If plane travel was cool, Makoro travel was chilled. We spent a night out in the bush and travelled by speed boat and makoro. It included long walks among Zebra, Elephant and Wildebeest. Good fun and seriously relaxing.  As you can see from the photo's, Monkey was well involved and Ciara had started playing with different camera functions.

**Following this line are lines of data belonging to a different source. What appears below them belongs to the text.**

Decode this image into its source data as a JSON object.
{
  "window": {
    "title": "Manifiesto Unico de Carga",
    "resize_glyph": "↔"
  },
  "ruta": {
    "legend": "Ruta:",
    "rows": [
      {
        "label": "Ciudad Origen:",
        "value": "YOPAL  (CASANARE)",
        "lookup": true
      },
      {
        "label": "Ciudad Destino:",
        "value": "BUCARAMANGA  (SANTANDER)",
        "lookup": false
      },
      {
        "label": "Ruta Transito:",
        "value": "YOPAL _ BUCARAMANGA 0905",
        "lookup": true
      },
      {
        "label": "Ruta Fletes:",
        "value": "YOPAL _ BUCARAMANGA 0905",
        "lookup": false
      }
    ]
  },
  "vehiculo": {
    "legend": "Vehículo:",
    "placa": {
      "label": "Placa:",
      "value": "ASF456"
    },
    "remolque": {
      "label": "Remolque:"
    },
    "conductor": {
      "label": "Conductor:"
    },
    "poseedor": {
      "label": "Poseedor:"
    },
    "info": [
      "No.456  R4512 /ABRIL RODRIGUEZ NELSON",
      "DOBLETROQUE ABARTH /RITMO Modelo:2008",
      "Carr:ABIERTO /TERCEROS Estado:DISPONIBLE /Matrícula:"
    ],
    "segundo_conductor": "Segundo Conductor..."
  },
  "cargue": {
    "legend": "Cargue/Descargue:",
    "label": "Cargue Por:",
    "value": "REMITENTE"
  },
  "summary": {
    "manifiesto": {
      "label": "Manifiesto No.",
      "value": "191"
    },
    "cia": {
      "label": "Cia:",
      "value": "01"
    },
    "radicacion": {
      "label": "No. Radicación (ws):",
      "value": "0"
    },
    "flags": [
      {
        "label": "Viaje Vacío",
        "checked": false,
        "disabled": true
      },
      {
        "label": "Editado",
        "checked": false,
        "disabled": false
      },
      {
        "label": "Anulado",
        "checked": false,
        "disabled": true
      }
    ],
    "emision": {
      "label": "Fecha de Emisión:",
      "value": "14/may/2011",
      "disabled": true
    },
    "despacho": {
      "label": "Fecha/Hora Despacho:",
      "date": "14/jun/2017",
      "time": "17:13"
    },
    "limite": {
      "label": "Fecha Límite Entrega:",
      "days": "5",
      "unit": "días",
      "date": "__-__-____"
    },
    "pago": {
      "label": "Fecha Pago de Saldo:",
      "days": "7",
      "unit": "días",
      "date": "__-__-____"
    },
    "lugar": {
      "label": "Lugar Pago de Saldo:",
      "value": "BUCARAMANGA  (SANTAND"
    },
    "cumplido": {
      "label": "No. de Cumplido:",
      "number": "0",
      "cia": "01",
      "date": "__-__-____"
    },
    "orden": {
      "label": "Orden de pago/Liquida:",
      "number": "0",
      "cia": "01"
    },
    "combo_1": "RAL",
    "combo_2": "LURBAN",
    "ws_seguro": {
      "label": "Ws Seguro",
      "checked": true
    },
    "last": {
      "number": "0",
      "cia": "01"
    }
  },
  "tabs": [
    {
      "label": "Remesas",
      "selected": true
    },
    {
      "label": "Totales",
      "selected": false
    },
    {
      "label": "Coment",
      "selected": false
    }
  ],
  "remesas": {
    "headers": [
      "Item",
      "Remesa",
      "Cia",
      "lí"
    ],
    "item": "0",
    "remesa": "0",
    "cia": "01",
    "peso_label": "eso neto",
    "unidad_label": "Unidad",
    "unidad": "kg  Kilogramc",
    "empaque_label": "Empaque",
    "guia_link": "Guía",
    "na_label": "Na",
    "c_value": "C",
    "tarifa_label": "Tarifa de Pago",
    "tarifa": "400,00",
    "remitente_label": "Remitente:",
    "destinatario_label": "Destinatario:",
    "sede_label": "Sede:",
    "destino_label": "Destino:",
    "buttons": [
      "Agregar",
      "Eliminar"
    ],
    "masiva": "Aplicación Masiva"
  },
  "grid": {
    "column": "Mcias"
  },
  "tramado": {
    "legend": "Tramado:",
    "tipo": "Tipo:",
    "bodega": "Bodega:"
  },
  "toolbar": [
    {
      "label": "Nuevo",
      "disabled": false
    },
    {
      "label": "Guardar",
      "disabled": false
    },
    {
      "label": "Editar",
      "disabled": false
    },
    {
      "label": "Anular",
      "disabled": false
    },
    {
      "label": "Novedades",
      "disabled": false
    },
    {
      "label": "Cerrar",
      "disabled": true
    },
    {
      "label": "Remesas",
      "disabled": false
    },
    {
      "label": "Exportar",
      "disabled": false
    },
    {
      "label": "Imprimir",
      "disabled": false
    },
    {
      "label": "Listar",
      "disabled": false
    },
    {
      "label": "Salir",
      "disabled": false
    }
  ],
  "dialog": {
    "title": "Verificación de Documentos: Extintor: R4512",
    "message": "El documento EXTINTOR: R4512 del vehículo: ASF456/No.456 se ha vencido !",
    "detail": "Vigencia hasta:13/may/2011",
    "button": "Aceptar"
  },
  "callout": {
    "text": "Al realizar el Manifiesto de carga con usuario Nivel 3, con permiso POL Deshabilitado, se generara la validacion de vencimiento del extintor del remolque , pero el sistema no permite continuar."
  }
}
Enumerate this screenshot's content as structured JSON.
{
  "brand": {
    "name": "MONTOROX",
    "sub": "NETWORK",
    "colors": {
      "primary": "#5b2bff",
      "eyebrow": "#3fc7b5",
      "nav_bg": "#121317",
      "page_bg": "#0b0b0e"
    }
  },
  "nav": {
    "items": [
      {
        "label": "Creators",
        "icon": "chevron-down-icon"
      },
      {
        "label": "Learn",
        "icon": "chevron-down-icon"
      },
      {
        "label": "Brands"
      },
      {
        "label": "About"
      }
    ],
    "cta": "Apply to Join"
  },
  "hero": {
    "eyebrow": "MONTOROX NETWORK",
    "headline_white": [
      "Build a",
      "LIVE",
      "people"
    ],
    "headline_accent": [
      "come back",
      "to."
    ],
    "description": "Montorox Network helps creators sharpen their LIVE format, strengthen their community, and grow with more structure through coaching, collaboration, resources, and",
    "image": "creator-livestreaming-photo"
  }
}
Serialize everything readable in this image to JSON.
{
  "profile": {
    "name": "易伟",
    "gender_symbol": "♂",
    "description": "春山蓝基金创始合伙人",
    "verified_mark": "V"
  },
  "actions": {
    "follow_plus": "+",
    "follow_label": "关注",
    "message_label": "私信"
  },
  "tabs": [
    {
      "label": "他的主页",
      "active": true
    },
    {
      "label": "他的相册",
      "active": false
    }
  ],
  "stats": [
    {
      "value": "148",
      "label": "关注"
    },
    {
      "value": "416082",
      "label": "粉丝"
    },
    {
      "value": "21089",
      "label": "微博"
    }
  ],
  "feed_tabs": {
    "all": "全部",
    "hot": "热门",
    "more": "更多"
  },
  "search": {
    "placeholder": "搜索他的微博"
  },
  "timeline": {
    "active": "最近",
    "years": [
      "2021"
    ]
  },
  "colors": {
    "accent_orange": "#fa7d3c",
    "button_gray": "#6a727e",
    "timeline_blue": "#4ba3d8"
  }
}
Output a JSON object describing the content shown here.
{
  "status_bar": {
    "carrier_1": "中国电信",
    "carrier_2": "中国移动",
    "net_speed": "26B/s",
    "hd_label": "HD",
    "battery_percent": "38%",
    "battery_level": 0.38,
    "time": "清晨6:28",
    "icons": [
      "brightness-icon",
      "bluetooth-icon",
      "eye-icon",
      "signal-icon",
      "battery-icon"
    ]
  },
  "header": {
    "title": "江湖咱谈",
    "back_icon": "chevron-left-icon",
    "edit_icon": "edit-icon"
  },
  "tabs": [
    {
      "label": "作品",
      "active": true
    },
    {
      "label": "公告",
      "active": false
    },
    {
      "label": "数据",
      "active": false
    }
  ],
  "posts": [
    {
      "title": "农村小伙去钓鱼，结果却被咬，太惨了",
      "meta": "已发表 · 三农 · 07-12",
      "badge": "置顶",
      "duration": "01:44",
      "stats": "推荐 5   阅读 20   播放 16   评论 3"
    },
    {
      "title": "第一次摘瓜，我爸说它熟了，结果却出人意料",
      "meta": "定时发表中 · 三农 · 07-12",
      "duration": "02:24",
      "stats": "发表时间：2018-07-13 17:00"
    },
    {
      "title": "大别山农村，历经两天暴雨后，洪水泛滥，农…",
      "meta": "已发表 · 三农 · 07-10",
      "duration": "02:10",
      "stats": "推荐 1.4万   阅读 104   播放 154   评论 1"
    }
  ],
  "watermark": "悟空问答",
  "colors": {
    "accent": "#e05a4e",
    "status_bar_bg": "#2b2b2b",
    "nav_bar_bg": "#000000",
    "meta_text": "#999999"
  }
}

Old Bridge Backpackers and Maun.

This was one of our big ones. A place we all wanted to see and that we were really looking forward to. Nik and Suz gave us a great heads up on a backpackers joint the Old Bridge Backpackers. The place was class, a quality bar, great advice and help organising things and AMAZING showers. After days of sand on the road a hot shower in the open air was really good.  It is a backpackers so it had its moments but it just had a feeling straight away of having a positive atmosphere and being fun.  To be fair we also realised that the slow bar service was as much to do with Julia's extra polite waiting technique as the staff's ability to do two things at once.  It was on the river too, really cool.
On arrival we were pretty done in and also had some kit holes to fill. A day of not moving much was decided on so got drunk playing ring of fire (mum note: this is a drinking game). slept late but well that night.

Bray's hangover was by far the worst (a bottle of makers mark saw to that) but the blowout was grand. Despite feeling a bit iffy we smashed a day of productivity. Cross and Bray were heroic. Not only did we succeed in purchasing Botswana football shirts (highly important) and the tools we needed. We also discovered electricity in the Rav again with the help of Toyota Maun. Was a random afternoon but fun times.